Imagining wetlands: geography between wet and dry bought together 11 individuals from 6 countries all presenting personal interpretations of wetland research. The session organiser Franz Krause invited papers discussing how people imagine, represent, use and try to change wetlands. The suggestion was that in order for wetlands to support, defy or comply with rapidly expanding communities it is necessary to examine how particular imaginations of wetlands affect these places.
Having begun the session with my interpretations and re-imagining of Chat Moss, a historic lowland peat bog in the UK, I tentatively entered the world of physical and human geography.
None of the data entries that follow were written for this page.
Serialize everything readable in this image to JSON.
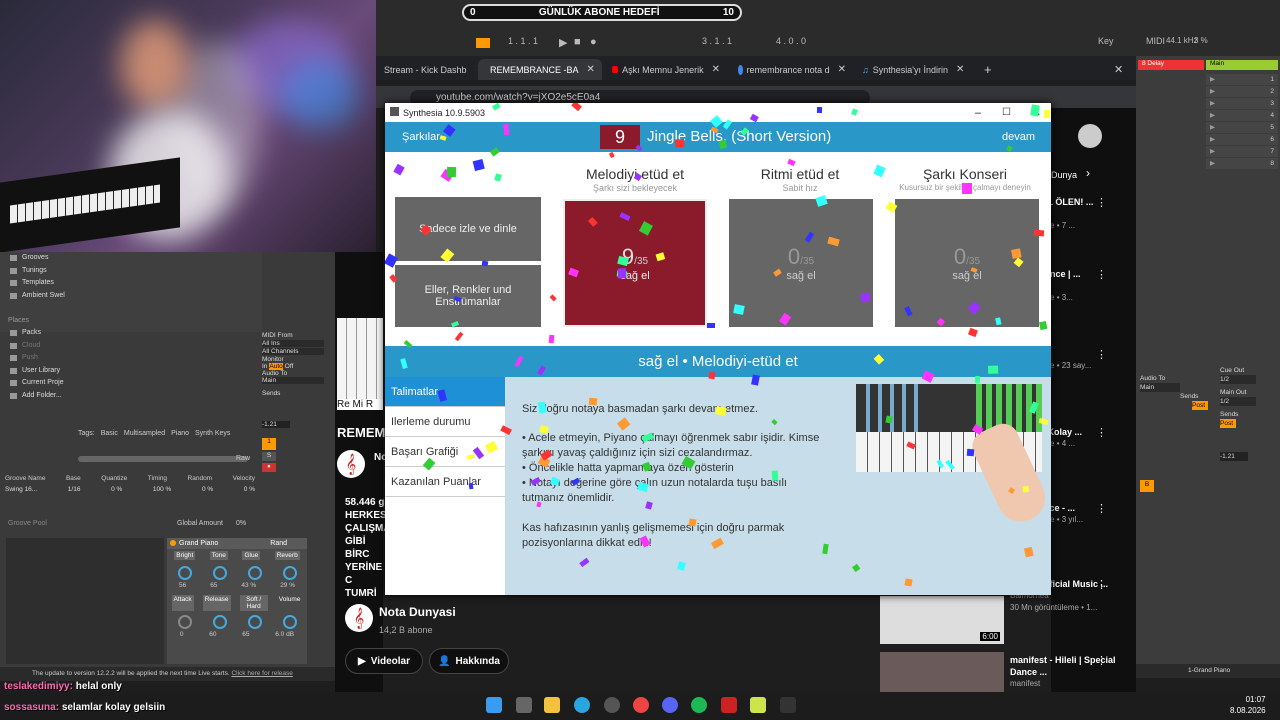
{
  "goal": {
    "start": "0",
    "label": "GÜNLÜK ABONE HEDEFİ",
    "end": "10"
  },
  "ableton": {
    "top": {
      "bars1": "1 . 1 . 1",
      "bars2": "3 . 1 . 1",
      "bars3": "4 . 0 . 0",
      "key": "Key",
      "midi": "MIDI",
      "rate": "44.1 kHz",
      "cpu": "3 %"
    },
    "sidebar": [
      "Grooves",
      "Tunings",
      "Templates",
      "Ambient Swel"
    ],
    "places_label": "Places",
    "places": [
      "Packs",
      "Cloud",
      "Push",
      "User Library",
      "Current Proje",
      "Add Folder..."
    ],
    "tags": {
      "label": "Tags:",
      "items": [
        "Basic",
        "Multisampled",
        "Piano",
        "Synth Keys"
      ],
      "raw": "Raw"
    },
    "groove": {
      "headers": [
        "Groove Name",
        "Base",
        "Quantize",
        "Timing",
        "Random",
        "Velocity"
      ],
      "row": [
        "Swing 16...",
        "1/16",
        "0 %",
        "100 %",
        "0 %",
        "0 %"
      ],
      "pool": "Groove Pool",
      "global_amount": "Global Amount",
      "global_val": "0%"
    },
    "device": {
      "name": "Grand Piano",
      "rand": "Rand",
      "knobs1": [
        "Bright",
        "Tone",
        "Glue",
        "Reverb"
      ],
      "vals1": [
        "56",
        "65",
        "43 %",
        "29 %"
      ],
      "knobs2": [
        "Attack",
        "Release",
        "Soft / Hard",
        "Volume"
      ],
      "vals2": [
        "0",
        "60",
        "65",
        "6.0 dB"
      ]
    },
    "midi": {
      "from": "MIDI From",
      "all_ins": "All Ins",
      "all_ch": "All Channels",
      "monitor": "Monitor",
      "in": "In",
      "auto": "Auto",
      "off": "Off",
      "audio_to": "Audio To",
      "main": "Main",
      "sends": "Sends",
      "vol": "-1.21"
    },
    "right": {
      "track1": "8 Delay",
      "track2": "Main",
      "cue_out": "Cue Out",
      "cue_val": "1/2",
      "main_out": "Main Out",
      "main_val": "1/2",
      "audio_to": "Audio To",
      "main": "Main",
      "sends": "Sends",
      "post": "Post",
      "vol": "-1.21",
      "grand": "1-Grand Piano",
      "rows": [
        "1",
        "2",
        "3",
        "4",
        "5",
        "6",
        "7",
        "8"
      ]
    },
    "update": "The update to version 12.2.2 will be applied the next time Live starts.",
    "update_link": "Click here for release"
  },
  "browser": {
    "tabs": [
      "Stream - Kick Dashb",
      "REMEMBRANCE -BA",
      "Aşkı Memnu Jenerik",
      "remembrance nota d",
      "Synthesia'yı İndirin"
    ],
    "url": "youtube.com/watch?v=jXO2e5cE0a4"
  },
  "youtube": {
    "remem": "REMEM",
    "channel": "Nota Dunyasi",
    "subs": "14,2 B abone",
    "videos_btn": "Videolar",
    "about_btn": "Hakkında",
    "views": "58.446 g",
    "desc": [
      "HERKESİ",
      "ÇALIŞMA",
      "GİBİ BİRC",
      "YERİNE C",
      "TUMRİ"
    ],
    "re_mi": "Re Mi R",
    "no": "No",
    "right_items": [
      {
        "title": "AK DEĞİL ÖLEN! ...",
        "meta": "oglu",
        "meta2": "görüntüleme • 7 ..."
      },
      {
        "title": "Einaudi ance | ...",
        "meta": "nze",
        "meta2": "görüntüleme • 3..."
      },
      {
        "title": "ase - nce",
        "meta": "",
        "meta2": "görüntüleme • 23 say..."
      },
      {
        "title": "ar - Film Kolay ...",
        "meta": "",
        "meta2": "görüntüleme • 4 ..."
      },
      {
        "title": "nce - nance - ...",
        "meta": "",
        "meta2": "görüntüleme • 3 yıl..."
      },
      {
        "title": "rance (Official Music ...",
        "meta": "Balmorhea",
        "meta2": "30 Mn görüntüleme • 1..."
      },
      {
        "title": "manifest - Hileli | Special Dance ...",
        "meta": "manifest",
        "meta2": ""
      }
    ],
    "duration": "6:00",
    "dunya": "Dunya"
  },
  "synthesia": {
    "title": "Synthesia 10.9.5903",
    "songs_btn": "Şarkılar",
    "song_num": "9",
    "song_name": "Jingle Bells, (Short Version)",
    "continue_btn": "devam",
    "modes": [
      {
        "title": "Melodiyi etüd et",
        "sub": "Şarkı sizi bekleyecek"
      },
      {
        "title": "Ritmi etüd et",
        "sub": "Sabit hız"
      },
      {
        "title": "Şarkı Konseri",
        "sub": "Kusursuz bir şekilde çalmayı deneyin"
      }
    ],
    "watch_btn": "Sadece izle ve dinle",
    "hands_btn": "Eller, Renkler und Enstrümanlar",
    "cards": [
      {
        "num": "9",
        "den": "/35",
        "label": "sağ el"
      },
      {
        "num": "0",
        "den": "/35",
        "label": "sağ el"
      },
      {
        "num": "0",
        "den": "/35",
        "label": "sağ el"
      }
    ],
    "bar": "sağ el • Melodiyi-etüd et",
    "nav": [
      "Talimatlar",
      "Ilerleme durumu",
      "Başarı Grafiği",
      "Kazanılan Puanlar"
    ],
    "instructions": {
      "line1": "Siz doğru notaya basmadan şarkı devam etmez.",
      "b1": "• Acele etmeyin, Piyano çalmayı öğrenmek sabır işidir. Kimse şarkıyı yavaş çaldığınız için sizi cezalandırmaz.",
      "b2": "• Öncelikle hatta yapmamaya özen gösterin",
      "b3": "• Notayı değerine göre çalın uzun notalarda tuşu basılı tutmanız önemlidir.",
      "last": "Kas hafızasının yanlış gelişmemesi için doğru parmak pozisyonlarına dikkat edin!"
    }
  },
  "chat": [
    {
      "user": "teslakedimiyy:",
      "msg": "helal only",
      "color": "#ff69b4"
    },
    {
      "user": "sossasuna:",
      "msg": "selamlar kolay gelsiin",
      "color": "#ff69b4"
    }
  ],
  "clock": {
    "time": "01:07",
    "date": "8.08.2026"
  },
  "colors": {
    "synth_blue": "#2a97c9",
    "card_red": "#8b1a2a",
    "tab_red": "#ff0000"
  }
}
My observations as both artist and walker offered reflections of the haptic and aesthetic, which invited questions about relationships between scientific data and an artistic outcome.
Through my art I presented the idea that by offering a visual re-interpretation of such liminal spaces we could reconsider perceptions and views beyond our own capabilities. Listening to other presentations it struck me that although speaking from very different disciplines about extremely specific locations we were all connected by the need to reimagine and protect these transient and delicate spaces. The co-existence of the imagined and the real, and the notion that wetlands are challenging uses of space both socially and ecologically dominated many conversations.
Within all the papers presented during this session there was a strong sense of narrative and history. Connections to place through walking and living on the land seemed of paramount importance in order to fully understand the very complex nature of wetlands. Les Roberts portrayed this beautifully during his presentation exploring the spatial anthropology of wetlands: landscape, liminality and cultural memory.